Zimbabwe Election Network [ZESN] has undertaken numerous studies on how and why political parties require sustainable funding. Democracy and political competition is stifled where parties lack finance. Zimbabwe’s electoral process is generally in two stages: where a candidate battles it out with those of his/her party in primaries and then having to contend with more of other political parties. This costs money.

Until the passage of the Political Parties (Finance) Act of 1992 in Zimbabwe, there was no provision for the financing of political parties. Even though, candidates from all the three beneficiating parties in the GNU will argue that party financing will never be enough. The Act itself is not exhaustive since it leaves a lot of room for abuse. By prohibiting political parties and candidates from receiving funds from foreign donors, one would assume it plugs the holes on what exactly ‘legitimate’ funds can be used for. It is common cause that parties channel some of the funds to institutional cost centres that have very little to do with democracy.

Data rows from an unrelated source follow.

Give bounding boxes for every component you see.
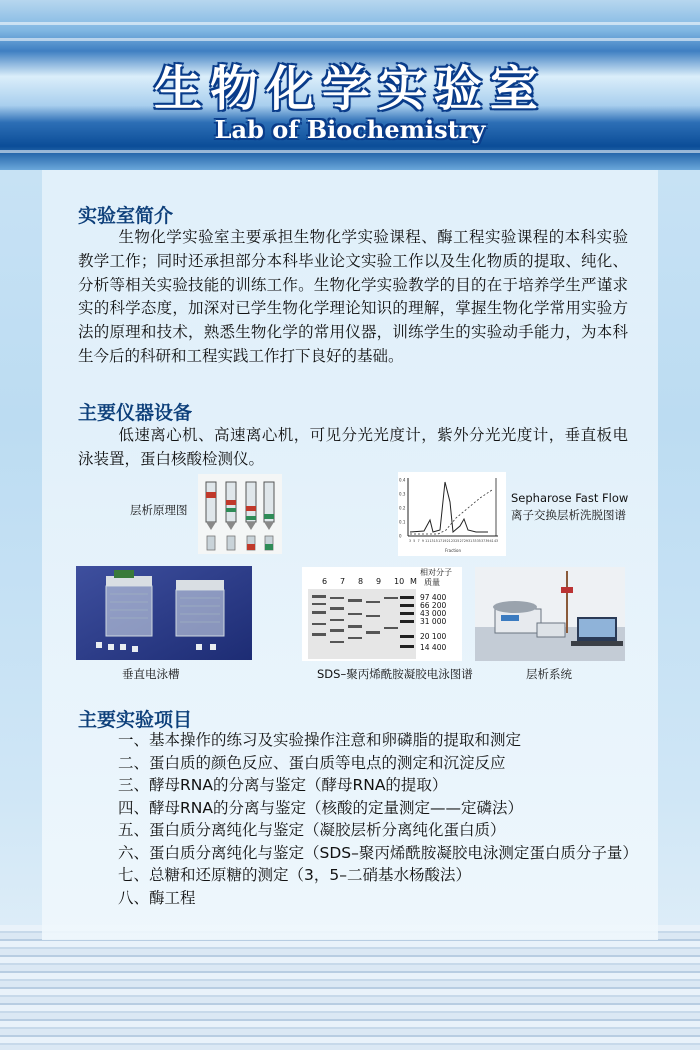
experiment-item: 五、蛋白质分离纯化与鉴定（凝胶层析分离纯化蛋白质） (118, 821, 506, 839)
sds-mw-marker: 66 200 (420, 601, 447, 610)
intro-text: 生物化学实验室主要承担生物化学实验课程、酶工程实验课程的本科实验教学工作；同时还承担部分本科毕业论文实验工作以及生化物质的提取、纯化、分析等相关实验技能的训练工作。生物化学实验教学的目的在于培养学生严谨求实的科学态度，加深对已学生物化学理论知识的理解，掌握生物化学常用实验方法的原理和技术，熟悉生物化学的常用仪器，训练学生的实验动手能力，为本科生今后的科研和工程实践工作打下良好的基础。 (78, 228, 628, 365)
elution-x-tick: 9 (421, 539, 424, 543)
elution-x-tick: 29 (463, 539, 468, 543)
sds-mw-marker: 97 400 (420, 593, 447, 602)
chromatography-system-image (475, 567, 625, 661)
sds-lane-label: 10 (394, 577, 405, 586)
elution-x-tick: 31 (468, 539, 473, 543)
elution-x-tick: 41 (489, 539, 494, 543)
elution-chart (398, 472, 506, 556)
experiment-item: 四、酵母RNA的分离与鉴定（核酸的定量测定——定磷法） (118, 798, 523, 817)
elution-caption-cn: 离子交换层析洗脱图谱 (511, 508, 626, 522)
experiments-heading: 主要实验项目 (78, 709, 193, 731)
sds-mw-markers (420, 589, 462, 661)
sds-mw-marker: 20 100 (420, 632, 447, 641)
elution-x-tick: 19 (442, 539, 447, 543)
experiment-item: 八、酶工程 (118, 888, 196, 907)
elution-x-tick: 33 (472, 539, 477, 543)
experiment-item: 一、基本操作的练习及实验操作注意和卵磷脂的提取和测定 (118, 731, 522, 749)
equipment-text: 低速离心机、高速离心机，可见分光光度计，紫外分光光度计，垂直板电泳装置，蛋白核酸检测仪。 (78, 426, 628, 468)
elution-x-tick: 7 (417, 539, 420, 543)
experiment-item: 七、总糖和还原糖的测定（3，5–二硝基水杨酸法） (118, 866, 471, 884)
elution-x-tick: 21 (446, 539, 451, 543)
header-stripe (0, 22, 700, 25)
header-stripe (0, 150, 700, 153)
elution-x-tick: 39 (485, 539, 490, 543)
sds-lane-label: 6 (322, 577, 328, 586)
elution-y-tick: 0.3 (399, 491, 406, 497)
chromatography-principle-image (198, 474, 282, 554)
elution-x-tick: 43 (493, 539, 499, 543)
elution-y-tick: 0.4 (399, 477, 406, 483)
elution-y-tick: 0 (399, 533, 402, 539)
chromatography-system-caption: 层析系统 (526, 667, 572, 681)
sds-lane-label: 8 (358, 577, 364, 586)
elution-y-tick: 0.2 (399, 505, 406, 511)
elution-x-tick: 17 (438, 539, 443, 543)
elution-x-tick: 27 (459, 539, 464, 543)
experiment-item: 三、酵母RNA的分离与鉴定（酵母RNA的提取） (118, 776, 448, 794)
elution-x-tick: 3 (408, 539, 412, 543)
sds-mw-marker: 43 000 (420, 609, 447, 618)
elution-caption-en: Sepharose Fast Flow (511, 491, 629, 505)
header-stripe (0, 38, 700, 41)
sds-lane-labels (308, 577, 416, 589)
equipment-heading: 主要仪器设备 (78, 402, 193, 424)
experiment-item: 二、蛋白质的颜色反应、蛋白质等电点的测定和沉淀反应 (118, 753, 506, 772)
vertical-electrophoresis-caption: 垂直电泳槽 (122, 667, 180, 681)
elution-x-tick: 37 (481, 539, 486, 543)
chromatography-principle-caption: 层析原理图 (130, 503, 188, 517)
experiment-item: 六、蛋白质分离纯化与鉴定（SDS–聚丙烯酰胺凝胶电泳测定蛋白质分子量） (118, 843, 638, 862)
elution-x-tick: 11 (425, 539, 430, 543)
sds-lane-label: 9 (376, 577, 382, 586)
sds-page-caption: SDS–聚丙烯酰胺凝胶电泳图谱 (317, 667, 473, 681)
elution-x-tick: 25 (455, 539, 460, 543)
sds-page-figure (302, 567, 462, 661)
sds-lane-label: 7 (340, 577, 346, 586)
elution-x-tick: 5 (413, 539, 416, 543)
elution-x-tick: 23 (450, 539, 456, 543)
sds-lane-label: M (410, 577, 417, 586)
intro-heading: 实验室简介 (78, 205, 174, 227)
elution-x-tick: 13 (429, 539, 434, 543)
elution-y-tick: 0.1 (399, 519, 406, 525)
sds-mw-header-1: 相对分子 (420, 568, 452, 577)
elution-x-tick: 35 (476, 539, 481, 543)
sds-mw-marker: 14 400 (420, 643, 447, 652)
elution-x-tick: 15 (433, 539, 438, 543)
equipment-paragraph (78, 424, 628, 472)
sds-mw-header-2: 质量 (424, 578, 440, 587)
vertical-electrophoresis-image (76, 566, 252, 660)
sds-mw-marker: 31 000 (420, 617, 447, 626)
experiments-list (78, 729, 638, 909)
intro-paragraph (78, 226, 628, 369)
footer-band (0, 925, 700, 1050)
page-subtitle: Lab of Biochemistry (214, 115, 486, 144)
elution-x-label: Fraction (445, 548, 461, 553)
page-title: 生物化学实验室 (153, 61, 546, 117)
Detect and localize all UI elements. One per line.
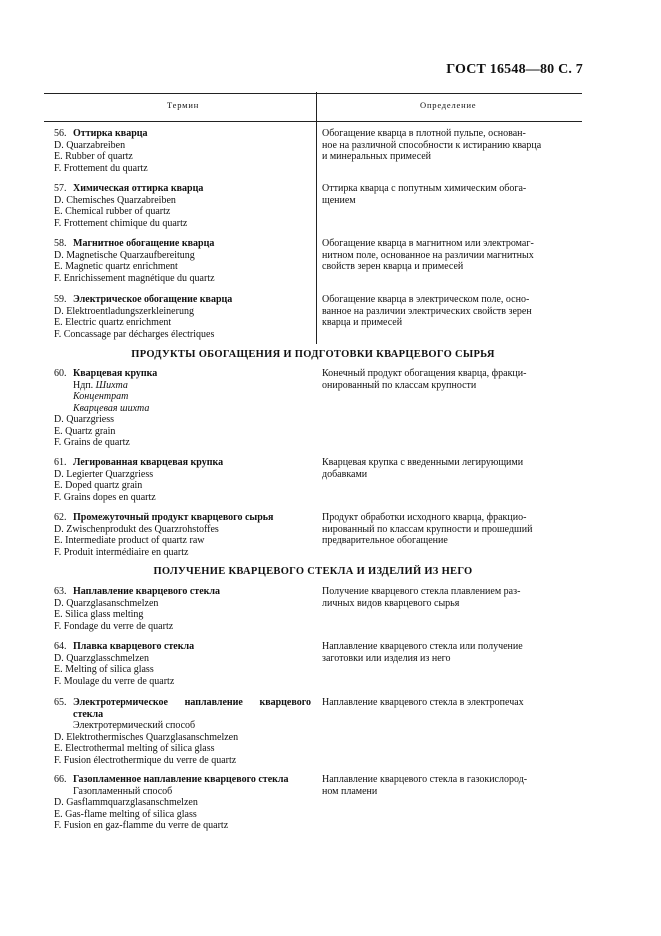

Moreover, the ‘big budgets’ that are reflected from the expenditures of both ZANU-PF and MDC-T raise a lot of questions on where additional funds come from. Membership fees, merchandise sales and other ‘donations’ from internal sources do not match some expenditure flouted by the two political parties. Of late, MDC’s Professor Welshman Ncube has been questioned by ‘small’ parties where he secures funds to ‘flood’ his constituents with bicycles!  

Although major political parties often accuse each other of being bankrolled by foreign donors with imperial motives, no convictions under the current Act are on record. ZANU-PF officials routinely embark on trips to the Far East and MDC officials travel mostly to western countries. There is no regulatory framework in place to audit such trips.

Fringe political parties like Mavambo Kusile Dawn [MKD], ZAPU, ZLP and MDC99 have always sought to either discredit the Act or push for its repeal. They argue that barring foreign funding of political parties is a brainchild of ZANU-PF aimed at incapacitating the then opposition parties which were seen as a threat to the party’s perpetual political hegemony. However, political scientist Eldred Masunungure seems to concur with ZESN studies that as long as the regulatory framework is porous, fringe political parties can still source funds without breaking the law.

Small parties have a point. Political parties need money to operate and there is no doubt that strong democracies require healthy political parties and in turn, political parties require resources to sustain and operate a basic party structure, to contest elections and to contribute to policy debate. This helps in promoting democracy in general, rather than mere electoral competition.